Associated Social and Cultural Practices

On the eve of Thaipusam, the processional Murugan image, placed in a silver ter (chariot), is taken on a procession through the city to Sri Layan Sithi Vinayagar Temple at Keong Saik Road, and then back to Sri Thendayuthapani Temple at Tank Road in the evening. This opening procession, known as Punar Pusam or Chetty Pusam, usually involves a predominant Chettiar gathering. A more elaborate procession takes place the following day and involves the participation of other Hindus and non-Hindus in the procession that commences at Sri Srinivasa Perumal Temple on Serangoon Road and ending around four kilometres away, at Sri Thendayuthapani Temple.

The devotee is regarding as emulating Idumban, who mythology credits with lifting two hills. Another popular belief is that the devotee is the processional vehicle and the kavadi is a representation of Murugan’s shrine.

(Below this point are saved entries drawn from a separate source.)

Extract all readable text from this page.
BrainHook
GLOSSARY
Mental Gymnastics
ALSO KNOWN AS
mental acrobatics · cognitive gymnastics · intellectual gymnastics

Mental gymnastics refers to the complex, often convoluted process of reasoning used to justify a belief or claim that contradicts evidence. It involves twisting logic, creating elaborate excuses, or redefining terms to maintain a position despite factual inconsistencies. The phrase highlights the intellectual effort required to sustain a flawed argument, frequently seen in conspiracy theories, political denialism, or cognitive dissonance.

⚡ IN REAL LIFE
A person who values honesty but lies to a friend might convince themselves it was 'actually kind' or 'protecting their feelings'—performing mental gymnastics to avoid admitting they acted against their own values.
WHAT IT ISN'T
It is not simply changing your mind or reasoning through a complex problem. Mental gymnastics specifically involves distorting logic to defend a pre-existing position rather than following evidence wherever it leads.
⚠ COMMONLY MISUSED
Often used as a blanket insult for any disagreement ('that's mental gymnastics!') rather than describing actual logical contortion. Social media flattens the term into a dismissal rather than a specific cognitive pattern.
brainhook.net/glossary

Bearing the kavadi is undoubtedly one of the most dominant features of Thaipusam, and receives great attention. The kavadi, traditionally consists of two semi-circular pieces of bent wood or steel attached to a horizontal structure.

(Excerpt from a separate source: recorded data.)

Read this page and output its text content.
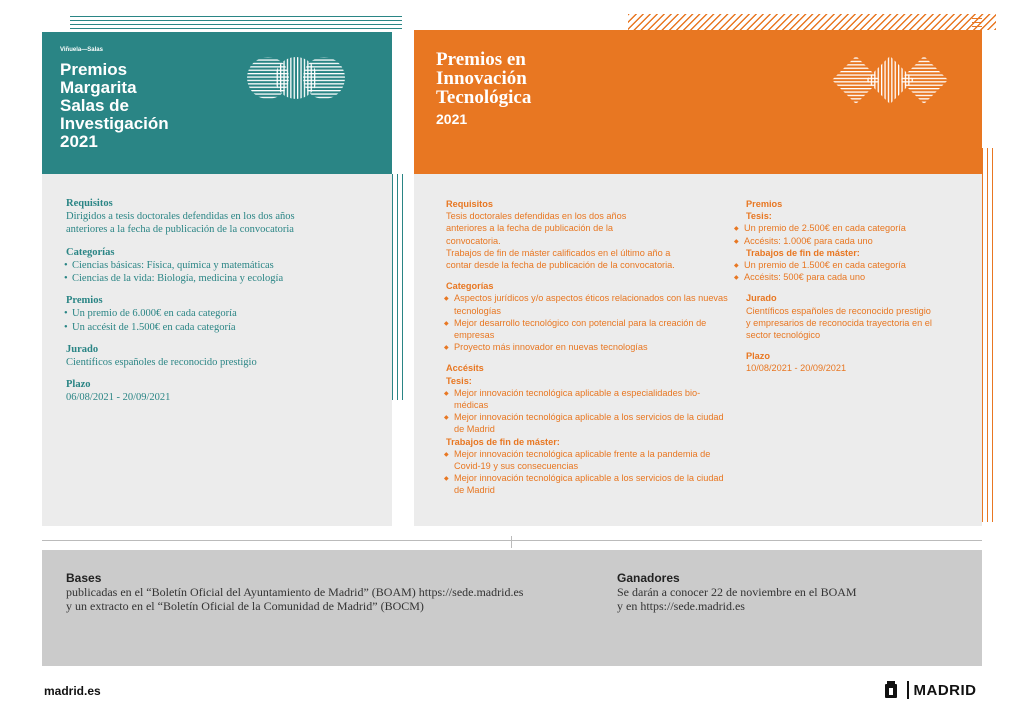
Viñuela—Salas
Premios
Margarita
Salas de
Investigación
2021

Requisitos

Dirigidos a tesis doctorales defendidas en los dos años anteriores a la fecha de publicación de la convocatoria

Categorías

• Ciencias básicas: Física, química y matemáticas
• Ciencias de la vida: Biología, medicina y ecología

Premios

• Un premio de 6.000€ en cada categoría
• Un accésit de 1.500€ en cada categoría

Jurado

Científicos españoles de reconocido prestigio

Plazo

06/08/2021 - 20/09/2021

Premios en
Innovación
Tecnológica
2021

Requisitos

Tesis doctorales defendidas en los dos años anteriores a la fecha de publicación de la convocatoria.

Trabajos de fin de máster calificados en el último año a contar desde la fecha de publicación de la convocatoria.

Categorías

◆ Aspectos jurídicos y/o aspectos éticos relacionados con las nuevas tecnologías
◆ Mejor desarrollo tecnológico con potencial para la creación de empresas
◆ Proyecto más innovador en nuevas tecnologías

Accésits

Tesis:

◆ Mejor innovación tecnológica aplicable a especialidades bio-médicas
◆ Mejor innovación tecnológica aplicable a los servicios de la ciudad de Madrid

Trabajos de fin de máster:

◆ Mejor innovación tecnológica aplicable frente a la pandemia de Covid-19 y sus consecuencias
◆ Mejor innovación tecnológica aplicable a los servicios de la ciudad de Madrid

Premios

Tesis:

◆ Un premio de 2.500€ en cada categoría
◆ Accésits: 1.000€ para cada uno

Trabajos de fin de máster:

◆ Un premio de 1.500€ en cada categoría
◆ Accésits: 500€ para cada uno

Jurado

Científicos españoles de reconocido prestigio y empresarios de reconocida trayectoria en el sector tecnológico

Plazo

10/08/2021 - 20/09/2021

Bases

publicadas en el “Boletín Oficial del Ayuntamiento de Madrid” (BOAM) https://sede.madrid.es

y un extracto en el “Boletín Oficial de la Comunidad de Madrid” (BOCM)

Ganadores

Se darán a conocer 22 de noviembre en el BOAM

y en https://sede.madrid.es

madrid.es	MADRID
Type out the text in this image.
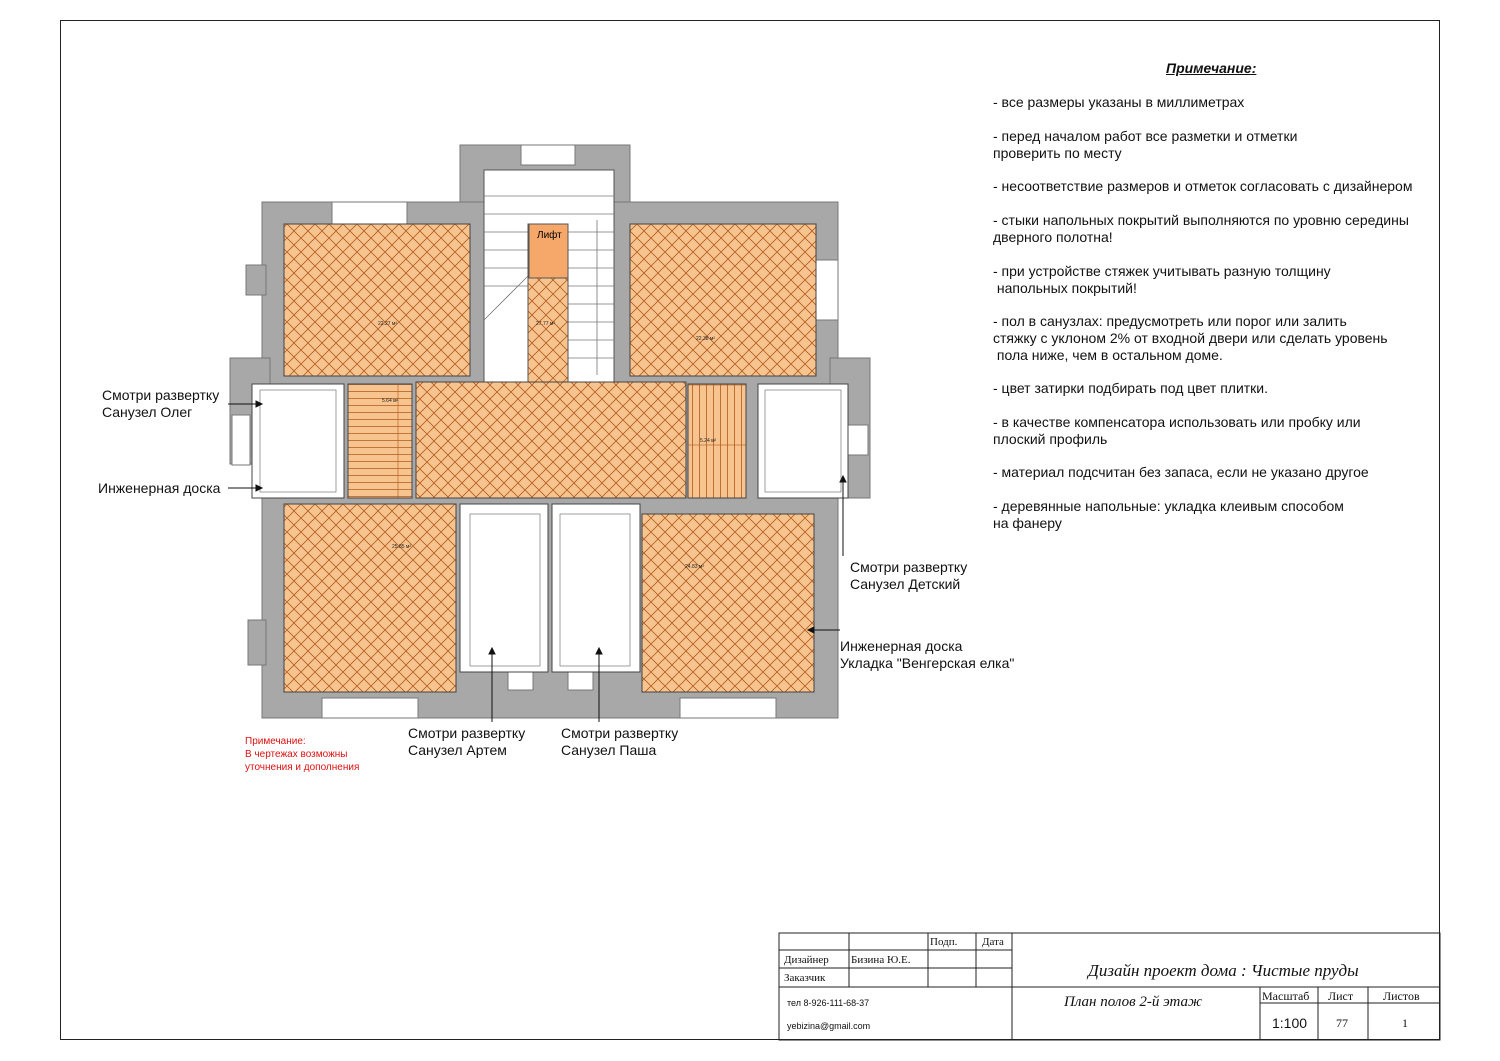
Лифт
22.27 м²	27.77 м²
22.38 м²
5.64 м²
5.24 м²
25.85 м²
24.83 м²
Примечание:
- все размеры указаны в миллиметрах
- перед началом работ все разметки и отметки
проверить по месту
- несоответствие размеров и отметок согласовать с дизайнером
- стыки напольных покрытий выполняются по уровню середины
дверного полотна!
- при устройстве стяжек учитывать разную толщину
напольных покрытий!
- пол в санузлах: предусмотреть или порог или залить
стяжку с уклоном 2% от входной двери или сделать уровень
пола ниже, чем в остальном доме.
- цвет затирки подбирать под цвет плитки.
- в качестве компенсатора использовать или пробку или
плоский профиль
- материал подсчитан без запаса, если не указано другое
- деревянные напольные: укладка клеивым способом
на фанеру
Смотри развертку
Санузел Олег
Инженерная доска
Смотри развертку
Санузел Детский
Инженерная доска
Укладка "Венгерская елка"
Смотри развертку
Санузел Артем
Смотри развертку
Санузел Паша
Примечание:
В чертежах возможны
уточнения и дополнения
Подп. Дата
Дизайнер Бизина Ю.Е.
Заказчик
тел 8-926-111-68-37
yebizina@gmail.com
Дизайн проект дома : Чистые пруды
План полов 2-й этаж	Масштаб Лист Листов
1:100 77	1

To prepare for Thaipusam, a devotee may fast for about 48 days prior to the festival and will also adopt an austere lifestyle while fasting.

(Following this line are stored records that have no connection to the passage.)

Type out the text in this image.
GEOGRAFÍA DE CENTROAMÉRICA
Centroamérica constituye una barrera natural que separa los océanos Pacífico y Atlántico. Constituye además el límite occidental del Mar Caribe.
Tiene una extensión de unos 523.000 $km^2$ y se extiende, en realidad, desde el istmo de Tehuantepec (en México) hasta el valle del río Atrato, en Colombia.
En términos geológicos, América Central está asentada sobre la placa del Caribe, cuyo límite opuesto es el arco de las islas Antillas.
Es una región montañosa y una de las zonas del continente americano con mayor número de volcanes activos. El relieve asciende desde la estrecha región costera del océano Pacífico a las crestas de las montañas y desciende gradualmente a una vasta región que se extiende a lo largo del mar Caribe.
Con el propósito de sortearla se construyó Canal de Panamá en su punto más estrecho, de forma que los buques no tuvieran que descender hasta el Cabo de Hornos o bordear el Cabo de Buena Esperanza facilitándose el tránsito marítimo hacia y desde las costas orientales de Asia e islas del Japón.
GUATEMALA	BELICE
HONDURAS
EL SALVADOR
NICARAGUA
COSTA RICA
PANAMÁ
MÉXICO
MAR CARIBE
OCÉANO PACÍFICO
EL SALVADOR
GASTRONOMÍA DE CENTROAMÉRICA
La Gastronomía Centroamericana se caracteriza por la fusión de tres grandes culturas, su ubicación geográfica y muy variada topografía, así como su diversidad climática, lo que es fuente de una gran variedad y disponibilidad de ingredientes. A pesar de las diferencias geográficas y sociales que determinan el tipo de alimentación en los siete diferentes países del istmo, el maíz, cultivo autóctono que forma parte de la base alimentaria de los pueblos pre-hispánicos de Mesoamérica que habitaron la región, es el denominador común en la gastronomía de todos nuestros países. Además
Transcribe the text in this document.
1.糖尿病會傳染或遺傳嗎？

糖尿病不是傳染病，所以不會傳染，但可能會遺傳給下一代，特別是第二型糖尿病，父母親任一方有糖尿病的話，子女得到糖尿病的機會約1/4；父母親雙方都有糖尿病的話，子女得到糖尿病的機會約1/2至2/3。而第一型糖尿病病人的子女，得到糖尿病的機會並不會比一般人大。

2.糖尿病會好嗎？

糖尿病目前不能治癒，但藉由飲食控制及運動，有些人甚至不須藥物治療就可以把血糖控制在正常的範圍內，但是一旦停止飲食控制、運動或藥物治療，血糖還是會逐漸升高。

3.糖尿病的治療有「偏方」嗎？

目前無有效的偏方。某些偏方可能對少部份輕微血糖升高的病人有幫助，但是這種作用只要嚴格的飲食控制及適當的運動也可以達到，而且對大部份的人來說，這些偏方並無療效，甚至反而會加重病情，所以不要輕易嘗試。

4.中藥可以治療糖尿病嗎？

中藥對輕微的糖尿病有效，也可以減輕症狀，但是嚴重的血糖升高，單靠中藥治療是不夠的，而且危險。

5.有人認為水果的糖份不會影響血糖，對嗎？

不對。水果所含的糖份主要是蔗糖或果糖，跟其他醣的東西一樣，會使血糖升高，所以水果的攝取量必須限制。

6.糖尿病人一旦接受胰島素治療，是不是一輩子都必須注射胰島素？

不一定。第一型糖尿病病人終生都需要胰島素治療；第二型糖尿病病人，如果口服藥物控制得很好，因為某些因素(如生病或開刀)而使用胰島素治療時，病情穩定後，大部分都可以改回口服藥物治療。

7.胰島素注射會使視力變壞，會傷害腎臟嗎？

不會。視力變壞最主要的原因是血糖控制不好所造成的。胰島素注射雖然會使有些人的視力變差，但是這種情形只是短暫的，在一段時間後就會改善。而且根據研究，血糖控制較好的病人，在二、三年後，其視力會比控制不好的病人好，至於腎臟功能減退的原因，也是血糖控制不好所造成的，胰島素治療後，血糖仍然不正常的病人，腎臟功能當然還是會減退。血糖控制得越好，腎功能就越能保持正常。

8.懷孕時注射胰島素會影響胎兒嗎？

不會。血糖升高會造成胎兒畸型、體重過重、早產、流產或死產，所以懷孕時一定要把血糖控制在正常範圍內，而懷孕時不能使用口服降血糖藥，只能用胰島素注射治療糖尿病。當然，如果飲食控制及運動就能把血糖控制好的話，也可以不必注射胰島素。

Devotees who have made vows will decide on the type of thanksgiving offering: a milk pot, a wooden pole with a pot of milk hung at each end, drag a chariot with hooks pierced in the body or carry an ornate structure held by spikes pierced into body.

On the day of the procession, volunteers help fix the kavadis onto the body of the carrier. This has to be done carefully, which is why people with special skills are needed. Offerings like milk pots and panchamirutham, which comprises five types of food such as banana, jackfruit, dates, honey, and sugar, are attached to the kavadi. The carrier then joins the queue to exit the temple and complete his walk of faith. The carriers are typically accompanied by supporters who encourage them onward in their procession of thanksgiving. At the end of the procession, the offerings carried are presented to Lord Murugan. This ritual is known as abishekam, and involves “pouring over the sacred vel with milk offered by the devotees”. The devotees then receive sacred ash from the temple and the kavadi is removed from the carrier’s body. The final ritual of the Thaipusam festival is idumban puja, observed in the devotees’ homes, and held up to a week after the day of the procession. This concludes the strict penance and fasting observed by the devotees in the days preceding the festival.

Experience of a Practitioner

Mr Murali Raj grew up among family members who participated regularly in Thaipusam. He was thus familiar with the festival traditions and carried his first kavadi when he was 18 years old. At first, it was due to a three-year vow he had made to Lord Murugan that he would carry a kavadi if he did well in his studies. However, he has since continued​ and has been involved in Thaipusam for more than a decade.

On the day of Thaipusam, he eats something light before he begins his prayers. Soon after, the piercing to attach the kavadi begins.

Present Status

In 2016, live music was permitted at designated locations along the procession route, as music was recognised as an integral aspect of the festival. In keeping with the changes in scale and festival practices, the Hindu Endowment Board and organisers Sri Srinivasa Perumal Temple and Sri Thendayuthapani Temple work with government agencies on various preparations, such as applying for permits, setting up barricades along roads, ensuring sufficient security presence and other tasks to ensure the safe conduct of the procession.

Over time, the Thaipusam festival has become an important signifier of the cultural identity of the Singapore Indian community. The festival also plays an important role in building solidarity and cohesion across socio-economic backgrounds, and allows non-Indian communities in Singapore to witness and appreciate these vibrant cultures.

The devotion and commitment of the thousands who attend the festival suggest that Thaipusam will continue to thrive in Singapore. Mr Raj sees the festival as an important part of Singapore’s culture, but thinks that knowledge about Thaipusam often depends on how involved one’s family is with the event. He believes that more can be done so that people would understand Thaipusam better.